Is fast fashion slowly killing our planet?

Fast fashion is a term coined to describe the relationship between a particular style, colour or brand of women’s fashion which is popular, in favour, and dominates retail sales at the time and then will fade and disappear quickly in favour of a new set of aesthetic criteria. What is trending might be the result of what celebrities are wearing out and about and the desire of women in general to follow and what they should be seen in. Or there is the influence of publicity. There are frequent fashion shows in London, Milan or Paris where the main fashion design houses will display their latest take on what to wear this season. There is pressure everywhere for women to wear what is ‘in’, and not, what is ‘out’. As a by note here, this is also true of men’s fashion but for some reason the fast fashion applied to male garments is considered to be less harmful; maybe it is just more slow in its effect and outcomes?

It might be surprising to know that the production of textiles and clothes accounts for 10% of the world’s carbon emissions. Globally this multi-million dollar industry is responsible for significant nature loss, from cotton, leather and polymer production to the way that paper packaging of clothes has on the world’s forestry. It has also been estimated that 35% of microplastics that end up in the oceans can be identified as coming from textiles and that impacts on nature such as this will only increase without industry tackling the problem now, rather than later.


What is happening today to counteract the adverse effects of this self-propelling, fast turnaround system of fashion and its system of operation? Well, quite a lot and most of it is down to the economics and affordability of clothing these days and also the awareness that has been gathering about what the fabrication and disposal of clothes is doing to the health of our planet.

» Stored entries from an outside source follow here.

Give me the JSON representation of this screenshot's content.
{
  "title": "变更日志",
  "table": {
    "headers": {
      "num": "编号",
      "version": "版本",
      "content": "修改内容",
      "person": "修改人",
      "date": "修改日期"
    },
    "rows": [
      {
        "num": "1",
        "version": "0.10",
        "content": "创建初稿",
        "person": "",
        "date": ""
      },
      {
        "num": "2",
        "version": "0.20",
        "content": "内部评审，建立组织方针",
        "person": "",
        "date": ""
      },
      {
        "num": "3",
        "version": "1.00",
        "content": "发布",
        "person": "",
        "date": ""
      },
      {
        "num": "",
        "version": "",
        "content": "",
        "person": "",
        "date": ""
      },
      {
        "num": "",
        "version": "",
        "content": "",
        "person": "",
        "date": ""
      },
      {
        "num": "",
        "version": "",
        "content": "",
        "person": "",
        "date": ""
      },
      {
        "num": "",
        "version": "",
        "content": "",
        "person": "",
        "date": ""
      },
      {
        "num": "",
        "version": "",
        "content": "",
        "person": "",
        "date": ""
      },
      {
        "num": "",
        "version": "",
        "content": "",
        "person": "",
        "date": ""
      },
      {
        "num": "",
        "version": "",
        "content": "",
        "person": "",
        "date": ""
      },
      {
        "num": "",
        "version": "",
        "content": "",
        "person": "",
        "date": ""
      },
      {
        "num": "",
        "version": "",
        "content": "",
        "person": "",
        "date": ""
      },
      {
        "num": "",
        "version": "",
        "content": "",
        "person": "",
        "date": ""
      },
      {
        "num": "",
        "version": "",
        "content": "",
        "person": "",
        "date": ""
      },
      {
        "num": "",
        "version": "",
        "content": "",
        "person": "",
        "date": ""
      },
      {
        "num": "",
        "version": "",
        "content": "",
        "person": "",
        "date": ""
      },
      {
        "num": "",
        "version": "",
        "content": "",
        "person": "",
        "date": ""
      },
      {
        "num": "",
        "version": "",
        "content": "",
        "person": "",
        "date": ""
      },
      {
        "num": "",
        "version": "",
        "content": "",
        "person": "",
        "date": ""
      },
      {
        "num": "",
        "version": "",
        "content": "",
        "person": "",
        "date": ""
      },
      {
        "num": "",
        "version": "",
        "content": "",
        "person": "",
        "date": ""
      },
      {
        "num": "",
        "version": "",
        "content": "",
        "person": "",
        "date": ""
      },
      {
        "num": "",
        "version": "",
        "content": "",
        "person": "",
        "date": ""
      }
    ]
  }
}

For a start the affordability of new trending clothes is having an effect on the willingness of women to purchase them new. Many women, particularly young women with precious disposable income, are turning to buying their clothes second hand in charity shops, at car boot sales or online. The online companies, Depop, Vinted and eBay are starting to increase their offer in the sale of on-line clothing. This is encouraging because it means clothes are in effect being recycled, thereby reducing waste.


Another angle to reduce excess consumption of new clothes, is for women to monitor what they have already in their wardrobes and what they wear each day. Tracking what they wear each day is helping women to realise that they perhaps they have enough clothes to wear. They are finding that some of their garments are hardly ever seeing the light of day, while others are worn more frequently. Also, by reimagining and varying combinations of existing clothes a woman could create a different style almost every day. These approaches will reduce consumption and hence waste.


One online company called Whering, which specialises in monitoring and recycling women’s clothes by using an app, has acquired a dramatic rise in its customer base year on year. They claim that they are revolutionising fashion, one wardrobe at a time, and making recycling very easy to do. Maybe a quote from one of their customers would sum up this approach better: “I am a slow fashion advocate who switched to second hand sustainable shopping to minimize my impact on the environment. Since using Whering, I have definitely reignited my love for the items that have been long neglected in my wardrobe and figuring out new ways to wear them”.


A new paper outlining new measures the fashion industry can take to improve the environment in all stages of its supply chain has been recently unveiled by the Cambridge Institute for Sustainable Leadership (CISL). The document sets out a two year program of how the fashion, textile and apparel sectors can identify, improve and solve at each stage of their supply chains any adverse effects they might be having on the natural environment. In this very detailed document (which can be readily accessed online as a published pdf) it uses a hypothetical case study of an imaginary company ‘Ace Apparel’ and follows all the possible pathways to produce a garment from the source of its raw materials (cotton, leather and polyester) to final product and studies the processes at each stage and identifies any effects they may have on the environment.


‘Fossil fashion’ as it is labelled is at the heart of fast fashion’s environmental adverse impacts. It relies on cheap materials which have an excess of synthetic carbon based polymers in them and an ever increasing crisis in countries where affluent nations are dumping their waste clothes. One only has to look at what is happening in Ghana to be appalled at what is going on in terms of the mountains of waste clothing. Ghana imports about 15 million items of secondhand clothing for disposal every week. Most of these garments end up in informal dumps which rot and cause local pollution of the land and beaches.


Blaming consumerism for over-consumption of clothes is simplistic. It is a complex societal psychology. Consumerism of fast fashion in particular is a symbol for the individual that they are successful and equal to others; they can become the person they want to be. Shopping is seen as a way of providing for themselves and their families and by extension might be thought of as a means to express care and love.


Minimalism and recycling is a growing movement, but it is not enough in itself to solve these problems. The individual is in effect powerless to correct the adverse effects of fast fashion on the environment and it must be down to governments to effect change.


The EU is trying to do this. It recently agreed to ban the destruction of unsold clothing, accessories and footwear as part of an eco-drive. It also wants to introduce QR codes on clothes, giving each a digital passport which can inform the purchaser of the materials employed in the garment and its history of manufacture. These measures and many more will be necessary to reverse and correct the affect fast fashion is having on our planet.